Derzeit 145 Asylquartiere in Salzburg

In Salzburg wurden zu Spitzenzeiten rund 5.000 Asylwerber grundversorgt. Seit diesem Höchststand im Frühjahr 2016 ist ein stetiger Rückgang zu erkennen. In Salzburg haben zuletzt 33 Grundversorgungsquartiere mit knapp 600 Plätzen geschlossen werden können. Aktuell werden im Bundesland 3.114 Asylwerber (Stand: 3. Jänner 2018) betreut. Davon leben gerade einmal 113 Personen in den Quartieren des Bundes in Bergheim (Flachgau) und im ehemaligen Hotel Kobenzl am Fuße des Gaisbergs in der Stadt Salzburg. 2.401 Menschen werden in den 145 Quartieren des Landes versorgt. 600 Menschen konnten bereits in private Unterkünfte umziehen, informiert Feichtner. So ein Umzug werde den Menschen nur ermöglicht, wenn die deutsche Sprache zumindest auf Niveau A1 beherrscht wird. “Die Regierung will dies aber zukünftig nicht mehr genehmigen. Das ist für uns unverständlich.” Die Integration im Kleinen werde dadurch massiv gefährdet. “In Salzburg sehen wir keinen Sinn an diesem Weg etwas zu ändern”, sagt er abschließend. Landeshauptmann Wilfried Haslauer (ÖVP) war am Freitag für keine Stellungnahme zu erreichen. Er halte sich derzeit im Ausland auf, hieß es auf Anfrage in seinem Büro.

Abschaffung privater Quartiere würde 90 Mio. Euro kosten

Aber auch aus den anderen Bundesländern kommen nach Kickls Aussagen ähnliche Signale wie aus Salzburg. So hat Kärntens Landeshauptmann Peter Kaiser (SPÖ) bereits am Donnerstag dessen Pläne in einer Aussendung strikt abgelehnt. “Das kommt für uns in Kärnten nicht in Frage.” Der Innenminister könne die Grundversorgung, die in dem 15a-Vertrag geregelt sei, nicht einseitig ändern, es sei denn, er wolle auch die gesamten Kosten für die Versorgung als Bund übernehmen, sagte Kaiser. Die Abschaffung privater Quartiere würden dem Bund rund 90 Millionen Euro an Mehrkosten bringen, rechnet etwa der oberösterreichische Integrationslandesrat Rudi Anschober (Grüne) vor.

Traiskirchen: “So etwas darf es nie wieder geben”

Drastische Worte findet auch Andreas Babler (SPÖ), Bürgermeister der niederösterreichischen Gemeinde Traiskirchen und erinnert an Zustände im Erstaufnahmezentrum aus dem Jahr 2015. “So etwas wie damals in Traiskirchen darf es nie wieder in der Republik geben. Dafür hat ein Innenminister mit Verantwortung Sorge zu tragen”, fordert Babler in einer Pressemitteilung. “Was es braucht sind kleinere, gut betreute Flüchtlingseinrichtungen, die es möglich machen, das Asylverfahren in menschenwürdigen und geordneten Umständen abzuwickeln, was gleichzeitig die Schaffung von Parallelgesellschaften verhindert”, ist er überzeugt.

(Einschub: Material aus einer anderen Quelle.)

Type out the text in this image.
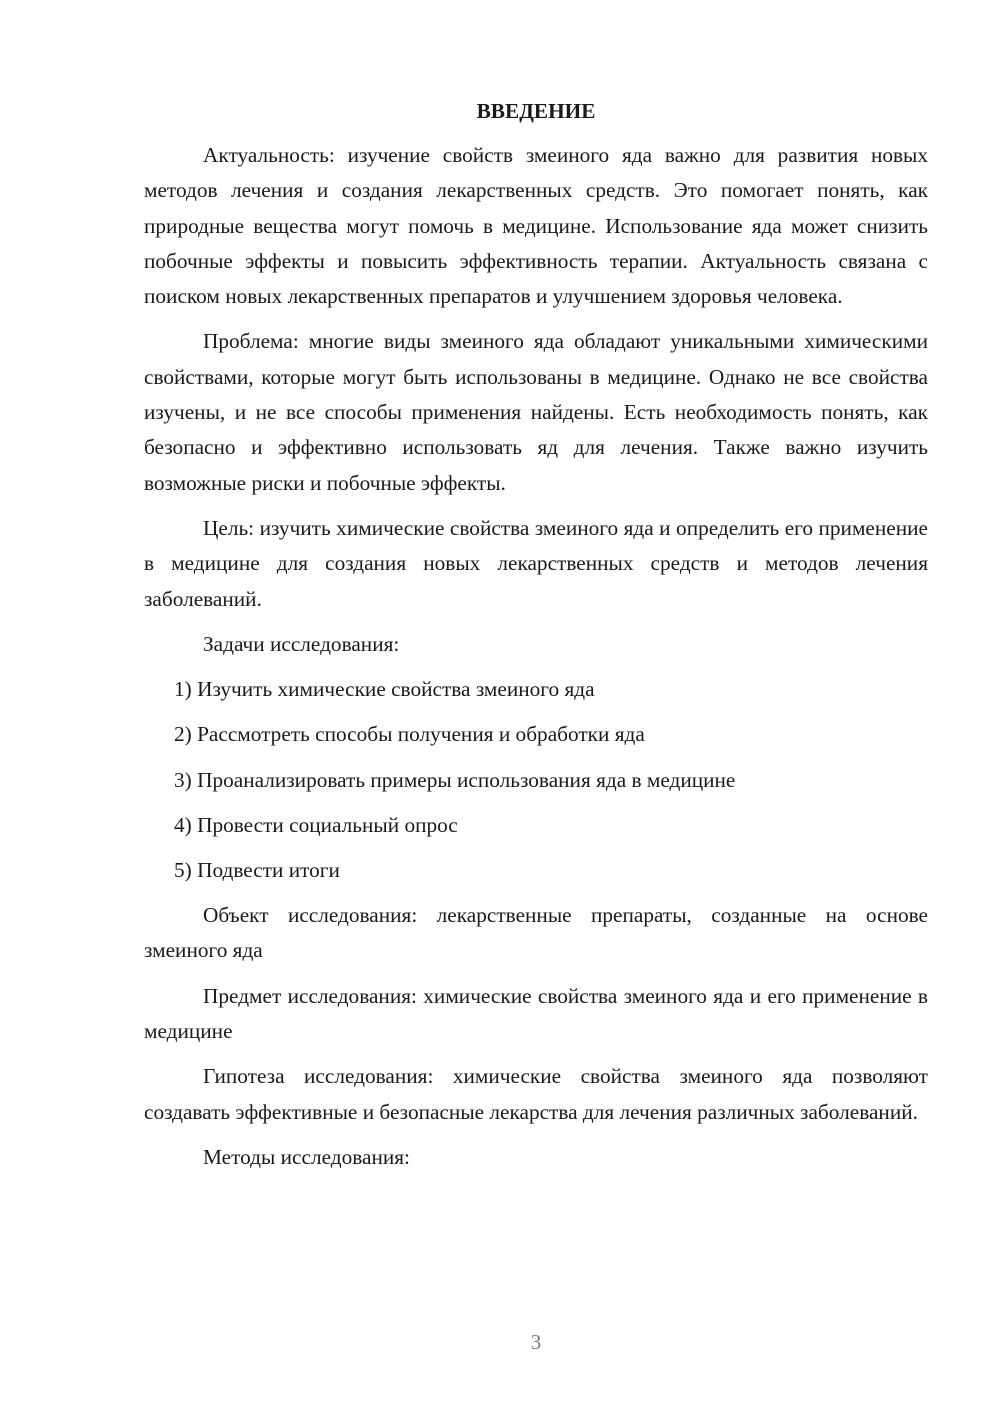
ВВЕДЕНИЕ

Актуальность: изучение свойств змеиного яда важно для развития новых методов лечения и создания лекарственных средств. Это помогает понять, как природные вещества могут помочь в медицине. Использование яда может снизить побочные эффекты и повысить эффективность терапии. Актуальность связана с поиском новых лекарственных препаратов и улучшением здоровья человека.

Проблема: многие виды змеиного яда обладают уникальными химическими свойствами, которые могут быть использованы в медицине. Однако не все свойства изучены, и не все способы применения найдены. Есть необходимость понять, как безопасно и эффективно использовать яд для лечения. Также важно изучить возможные риски и побочные эффекты.

Цель: изучить химические свойства змеиного яда и определить его применение в медицине для создания новых лекарственных средств и методов лечения заболеваний.

Задачи исследования:

1) Изучить химические свойства змеиного яда
2) Рассмотреть способы получения и обработки яда
3) Проанализировать примеры использования яда в медицине
4) Провести социальный опрос
5) Подвести итоги

Объект исследования: лекарственные препараты, созданные на основе змеиного яда

Предмет исследования: химические свойства змеиного яда и его применение в медицине

Гипотеза исследования: химические свойства змеиного яда позволяют создавать эффективные и безопасные лекарства для лечения различных заболеваний.

Методы исследования:

3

“Konzentriert”: Kickl verteidigt sich

Unterdessen hat Kickl klar gestellt, dass er mit seinen Aussagen zu Asyl-Großquartieren keinesfalls auf Konzentrationslager angespielt habe. Der Begriff “konzentriert” habe sich inhaltlich ausschließlich auf eine geordnete (zeitlich und strukturell) Durchführung von Asylverfahren im Interesse sowohl der Schutzbedürftigen als auch des Gastlandes bezogen. Die Formulierung hatte heftige Reaktionen hervorgerufen.